Giving up this capability will, however, improve the security of the United States, for three reasons.  First, the circumstances under which the president will use this capability are extremely unlikely.  The consequences of even a blunted Russian nuclear attack will be, by far, the greatest disaster in American history.  So the president will have to make a choice between the certainty of having a nuclear war—certain because he would start it—and the potential risk of being attacked first by the Russians.  We believe that the combination of, on the one hand, the high confidence in the military intelligence needed to know with certainty that the Russians are going to attack combined with, on the other hand, the utter lack of confidence in whatever other military and diplomatic options remain, will be so rare that the president is unlikely to ever use the capability.

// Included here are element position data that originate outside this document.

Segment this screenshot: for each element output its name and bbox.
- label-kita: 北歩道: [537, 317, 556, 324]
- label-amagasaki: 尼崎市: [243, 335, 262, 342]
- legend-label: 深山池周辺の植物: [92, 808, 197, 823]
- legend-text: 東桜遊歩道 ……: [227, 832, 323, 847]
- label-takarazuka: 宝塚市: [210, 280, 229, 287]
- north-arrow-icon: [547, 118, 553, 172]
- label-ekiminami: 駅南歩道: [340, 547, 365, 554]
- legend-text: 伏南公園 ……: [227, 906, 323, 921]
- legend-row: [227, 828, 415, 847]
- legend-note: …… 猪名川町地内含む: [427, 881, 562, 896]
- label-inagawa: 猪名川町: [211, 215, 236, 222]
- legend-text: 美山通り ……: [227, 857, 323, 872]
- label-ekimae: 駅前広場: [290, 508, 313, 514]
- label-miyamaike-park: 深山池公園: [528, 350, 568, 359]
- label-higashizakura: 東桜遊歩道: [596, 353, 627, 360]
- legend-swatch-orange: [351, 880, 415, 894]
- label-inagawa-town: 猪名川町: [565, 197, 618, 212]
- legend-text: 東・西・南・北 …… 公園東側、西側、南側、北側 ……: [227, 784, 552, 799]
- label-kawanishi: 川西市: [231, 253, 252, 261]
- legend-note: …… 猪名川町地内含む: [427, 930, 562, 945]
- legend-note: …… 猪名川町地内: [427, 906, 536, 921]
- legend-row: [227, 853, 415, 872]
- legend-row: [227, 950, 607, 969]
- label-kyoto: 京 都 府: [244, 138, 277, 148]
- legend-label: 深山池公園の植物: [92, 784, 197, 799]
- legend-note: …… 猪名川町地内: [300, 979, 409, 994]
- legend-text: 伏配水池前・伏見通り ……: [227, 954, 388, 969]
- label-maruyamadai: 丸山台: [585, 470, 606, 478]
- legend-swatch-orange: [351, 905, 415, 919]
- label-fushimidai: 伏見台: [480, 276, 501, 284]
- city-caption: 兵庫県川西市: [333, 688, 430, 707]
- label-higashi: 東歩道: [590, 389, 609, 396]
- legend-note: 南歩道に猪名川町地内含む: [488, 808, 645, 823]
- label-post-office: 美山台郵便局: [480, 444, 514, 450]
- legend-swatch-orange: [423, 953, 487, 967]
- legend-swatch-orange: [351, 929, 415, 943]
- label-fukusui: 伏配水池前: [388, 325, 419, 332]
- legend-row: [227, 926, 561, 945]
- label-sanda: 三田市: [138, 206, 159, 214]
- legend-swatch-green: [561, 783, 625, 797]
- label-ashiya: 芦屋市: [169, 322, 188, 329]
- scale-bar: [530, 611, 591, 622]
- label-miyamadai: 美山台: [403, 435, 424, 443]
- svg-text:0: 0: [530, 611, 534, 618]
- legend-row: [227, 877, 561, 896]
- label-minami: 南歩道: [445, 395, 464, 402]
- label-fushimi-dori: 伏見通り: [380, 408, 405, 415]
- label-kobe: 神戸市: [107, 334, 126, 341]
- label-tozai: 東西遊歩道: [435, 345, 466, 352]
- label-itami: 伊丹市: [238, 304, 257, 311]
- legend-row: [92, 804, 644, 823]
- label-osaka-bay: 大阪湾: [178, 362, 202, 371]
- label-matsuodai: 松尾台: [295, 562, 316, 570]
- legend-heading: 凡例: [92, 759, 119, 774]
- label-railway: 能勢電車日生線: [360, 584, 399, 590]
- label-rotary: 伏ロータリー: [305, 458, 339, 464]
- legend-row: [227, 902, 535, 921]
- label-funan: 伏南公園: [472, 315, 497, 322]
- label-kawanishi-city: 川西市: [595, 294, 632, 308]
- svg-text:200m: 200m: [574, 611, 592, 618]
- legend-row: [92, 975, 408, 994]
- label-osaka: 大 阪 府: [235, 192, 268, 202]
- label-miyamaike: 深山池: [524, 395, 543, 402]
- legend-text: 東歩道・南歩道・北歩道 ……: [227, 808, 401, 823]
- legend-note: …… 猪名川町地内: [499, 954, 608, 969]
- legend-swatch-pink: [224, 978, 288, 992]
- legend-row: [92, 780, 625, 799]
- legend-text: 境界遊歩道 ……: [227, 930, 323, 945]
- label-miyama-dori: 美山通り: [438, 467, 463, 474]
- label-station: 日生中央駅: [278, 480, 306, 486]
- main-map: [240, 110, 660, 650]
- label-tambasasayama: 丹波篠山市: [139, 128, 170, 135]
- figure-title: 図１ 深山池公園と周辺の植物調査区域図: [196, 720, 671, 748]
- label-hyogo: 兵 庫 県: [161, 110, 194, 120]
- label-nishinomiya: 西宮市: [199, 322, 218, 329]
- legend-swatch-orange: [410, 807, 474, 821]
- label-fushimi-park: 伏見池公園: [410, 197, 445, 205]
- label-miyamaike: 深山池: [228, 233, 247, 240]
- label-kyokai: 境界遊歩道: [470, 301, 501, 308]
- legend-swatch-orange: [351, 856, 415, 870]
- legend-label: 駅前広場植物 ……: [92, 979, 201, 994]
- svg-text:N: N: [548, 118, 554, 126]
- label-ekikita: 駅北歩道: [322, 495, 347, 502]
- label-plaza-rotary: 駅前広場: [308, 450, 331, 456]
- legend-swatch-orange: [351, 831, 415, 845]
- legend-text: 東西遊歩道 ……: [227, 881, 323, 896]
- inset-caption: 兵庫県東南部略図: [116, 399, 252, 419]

Even so, if the benefits could be potentially huge, then even if they are very unlikely, there perhaps is some overall advantage.  But benefits always have to be compared to costs.  And there are costs.  Countering this latent, potential, hypothetical benefit, the United States and the world run risks every day.  The Russians, and the Chinese, know that their forces are vulnerable.  The Russians can try to counter this with tactical measures, such as launching on warning of a U.S. attack, which substantially increases the likelihood of launching upon a false alarm.  They might also predelegate launch authority to lower levels of authority during a crisis.  And US capability affects their forces structures.  U.S. military and intelligence leaders have stated in Congressional testimony that they believe a major motivation for Chinese modernization and their moving to mobile systems is their sense of vulnerability to U.S. first strike.  If the Russians believe they need X weapons for an effective deterrent and believe that a U.S. first strike will be, say, 90% effective, then they need to start with 10 times X weapons to have the deterrent force survive that they think they need.  So every day, by maintaining this capability that will probably never be used, creates new dangers that go on, day-by-day and, now, decade-after-decade.  Finally, now that negotiations with the Russians are back on the table, it will far easier to negotiate limits on Russian weapons if the United States gives up the ability to carry out a first strike.  If the Russians think they need X weapons as a deterrent force and have 10 times X because United States is targeting them, then giving up the ability to target the weapons and getting a 90% negotiated reduction in Russian weapons clearly works to the U.S. security advantage.  By giving up a first strike capability the United States will increase the likelihood that it can negotiate down to a level that it would have otherwise hoped to get to through a first strike.

Opponents of reducing nuclear missions will claim that the United States is unilaterally making itself vulnerable thus making this one of the most difficult steps to sell politically.  We try to forcefully answer those objections in the report and show how a move to a minimal deterrent doctrine will make the United States and the world safer.